A “skills-short” local IT market is forcing employers to dig deep into their pockets when it comes to attracting and keeping top talent.
But money isn’t everything.
A positive company culture and non-monetary staff benefits are now both valuable tools for employers in the IT talent war.
That's according to recruitment company Robert Half, which surveyed 160 CIOs across Australia on job trends and talent management.
And the findings reaffirm what we already know: top talent isn’t cheap.
Half (50%) of all CIOs offer higher remuneration (base pay and/or bonuses) to attract top talent, while 48% will offer a higher salary when trying to retain their best.
The splurge on talent comes despite wage growth in the Australian IT sector growing at 3.3% – higher than the national average of 2.3%.
“As Australia’s IT sector booms, companies are calling for the highest calibre candidates to remain competitive, drive innovation and implement new technologies faster than ever before,” said Director of Robert Half Australia, Andrew Morris.
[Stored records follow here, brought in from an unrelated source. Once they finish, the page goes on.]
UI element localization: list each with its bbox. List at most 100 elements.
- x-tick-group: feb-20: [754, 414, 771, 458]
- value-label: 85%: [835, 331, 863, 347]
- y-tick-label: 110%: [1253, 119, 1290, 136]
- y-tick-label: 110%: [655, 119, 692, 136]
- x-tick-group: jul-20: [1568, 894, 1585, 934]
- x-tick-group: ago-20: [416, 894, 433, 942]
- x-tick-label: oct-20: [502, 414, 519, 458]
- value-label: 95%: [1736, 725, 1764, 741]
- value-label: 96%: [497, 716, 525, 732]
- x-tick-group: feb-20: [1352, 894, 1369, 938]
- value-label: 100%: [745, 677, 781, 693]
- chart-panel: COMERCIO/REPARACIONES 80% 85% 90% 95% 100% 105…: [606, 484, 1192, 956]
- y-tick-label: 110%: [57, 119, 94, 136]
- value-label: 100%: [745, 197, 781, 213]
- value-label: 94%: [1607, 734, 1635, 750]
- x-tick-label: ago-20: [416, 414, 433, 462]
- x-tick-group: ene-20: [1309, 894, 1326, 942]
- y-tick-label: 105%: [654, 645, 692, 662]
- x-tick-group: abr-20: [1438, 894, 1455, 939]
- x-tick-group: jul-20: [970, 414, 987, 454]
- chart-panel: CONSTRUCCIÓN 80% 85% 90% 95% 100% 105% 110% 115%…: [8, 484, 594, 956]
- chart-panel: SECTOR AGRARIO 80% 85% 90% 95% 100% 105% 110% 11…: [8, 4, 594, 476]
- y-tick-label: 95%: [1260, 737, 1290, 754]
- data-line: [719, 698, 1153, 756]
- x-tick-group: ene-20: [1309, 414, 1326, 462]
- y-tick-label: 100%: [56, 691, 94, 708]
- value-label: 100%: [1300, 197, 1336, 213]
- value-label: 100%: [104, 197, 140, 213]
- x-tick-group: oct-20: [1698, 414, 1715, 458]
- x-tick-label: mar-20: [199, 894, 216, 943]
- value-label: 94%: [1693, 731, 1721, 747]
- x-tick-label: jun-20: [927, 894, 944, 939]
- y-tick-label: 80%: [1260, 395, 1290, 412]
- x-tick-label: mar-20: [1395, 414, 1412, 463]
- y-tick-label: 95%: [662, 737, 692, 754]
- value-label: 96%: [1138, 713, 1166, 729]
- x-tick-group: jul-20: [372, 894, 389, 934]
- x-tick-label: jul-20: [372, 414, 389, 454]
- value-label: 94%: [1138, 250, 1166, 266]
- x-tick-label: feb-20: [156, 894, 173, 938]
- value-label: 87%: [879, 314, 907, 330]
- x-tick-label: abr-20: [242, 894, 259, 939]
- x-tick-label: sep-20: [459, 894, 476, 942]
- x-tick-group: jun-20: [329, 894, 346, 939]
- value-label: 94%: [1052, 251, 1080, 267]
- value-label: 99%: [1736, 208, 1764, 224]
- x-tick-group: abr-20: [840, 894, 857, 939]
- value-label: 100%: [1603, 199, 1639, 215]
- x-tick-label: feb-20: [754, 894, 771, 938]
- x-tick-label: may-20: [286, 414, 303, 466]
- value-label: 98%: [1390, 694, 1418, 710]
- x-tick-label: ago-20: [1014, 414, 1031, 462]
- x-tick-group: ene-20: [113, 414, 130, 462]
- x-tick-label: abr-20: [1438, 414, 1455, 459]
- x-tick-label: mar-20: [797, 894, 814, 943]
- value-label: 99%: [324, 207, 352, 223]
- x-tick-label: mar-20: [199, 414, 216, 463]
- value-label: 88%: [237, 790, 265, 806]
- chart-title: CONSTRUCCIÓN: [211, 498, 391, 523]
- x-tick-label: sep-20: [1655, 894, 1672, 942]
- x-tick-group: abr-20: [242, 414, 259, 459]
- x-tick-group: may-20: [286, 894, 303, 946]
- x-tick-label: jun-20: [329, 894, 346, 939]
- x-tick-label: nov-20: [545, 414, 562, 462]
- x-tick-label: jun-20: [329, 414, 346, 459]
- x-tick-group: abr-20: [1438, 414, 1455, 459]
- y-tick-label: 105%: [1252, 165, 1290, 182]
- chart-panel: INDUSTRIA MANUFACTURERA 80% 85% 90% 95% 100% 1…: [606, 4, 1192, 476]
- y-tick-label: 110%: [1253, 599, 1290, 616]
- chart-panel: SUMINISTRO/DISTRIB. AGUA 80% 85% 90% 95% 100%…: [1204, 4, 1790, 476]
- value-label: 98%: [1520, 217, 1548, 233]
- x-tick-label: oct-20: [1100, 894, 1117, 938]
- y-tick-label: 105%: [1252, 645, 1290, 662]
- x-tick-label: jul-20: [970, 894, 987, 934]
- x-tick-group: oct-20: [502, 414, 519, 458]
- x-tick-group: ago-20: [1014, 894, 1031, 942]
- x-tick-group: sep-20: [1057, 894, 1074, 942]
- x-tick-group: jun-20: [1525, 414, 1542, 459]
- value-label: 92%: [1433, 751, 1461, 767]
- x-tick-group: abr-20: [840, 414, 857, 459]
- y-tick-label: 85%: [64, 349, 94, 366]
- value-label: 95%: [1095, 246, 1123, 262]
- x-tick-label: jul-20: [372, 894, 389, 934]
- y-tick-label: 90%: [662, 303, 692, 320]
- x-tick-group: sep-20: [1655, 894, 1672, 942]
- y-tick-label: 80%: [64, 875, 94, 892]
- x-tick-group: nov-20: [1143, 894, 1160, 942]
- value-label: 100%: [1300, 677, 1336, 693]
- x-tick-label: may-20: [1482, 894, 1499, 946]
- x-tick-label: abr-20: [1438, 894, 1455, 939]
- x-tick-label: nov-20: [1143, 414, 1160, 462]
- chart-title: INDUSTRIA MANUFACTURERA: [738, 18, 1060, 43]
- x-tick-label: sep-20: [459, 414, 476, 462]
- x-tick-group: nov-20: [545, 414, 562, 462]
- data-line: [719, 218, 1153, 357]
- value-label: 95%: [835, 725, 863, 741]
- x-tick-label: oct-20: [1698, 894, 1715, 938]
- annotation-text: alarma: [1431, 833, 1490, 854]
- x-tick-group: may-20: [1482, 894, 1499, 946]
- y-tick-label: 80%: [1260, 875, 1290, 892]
“Consequently, as top IT talent becomes more highly sought-after in Australia’s tightening IT talent pool, companies are required to offer competitive salaries in order to successfully attract, recruit and retain the most skilled and talented candidates.”
While remuneration is an obvious incentive for employees when choosing where they work, the research found that 39% of employers are now offering an enhanced work culture (which might include health and wellbeing programs) to attract talent and 42% offer additional employee benefits.
In terms of retention, 48% of bosses work to develop an enhanced culture and 38% are attributing more employee benefits.
“To be effective at attracting and retaining top talent, remuneration should be part of a wider, ongoing dialogue between employer and employee as the most appealing remuneration packages are those that are tailored and designed with individual employees in mind,” Morris said.
“Through open communication channels, employers can establish and implement incentives that appeal to individual motivations.
“This is especially true for millennial-aged workers who tend to favour professional development opportunities over a higher salary, and workers with children who may value increased annual leave and flexible hours more highly.”
The findings suggest there is still the perception of a skills shortage among CIOs, 87% reporting that it is more difficult to attract top IT talent today than it was five years ago.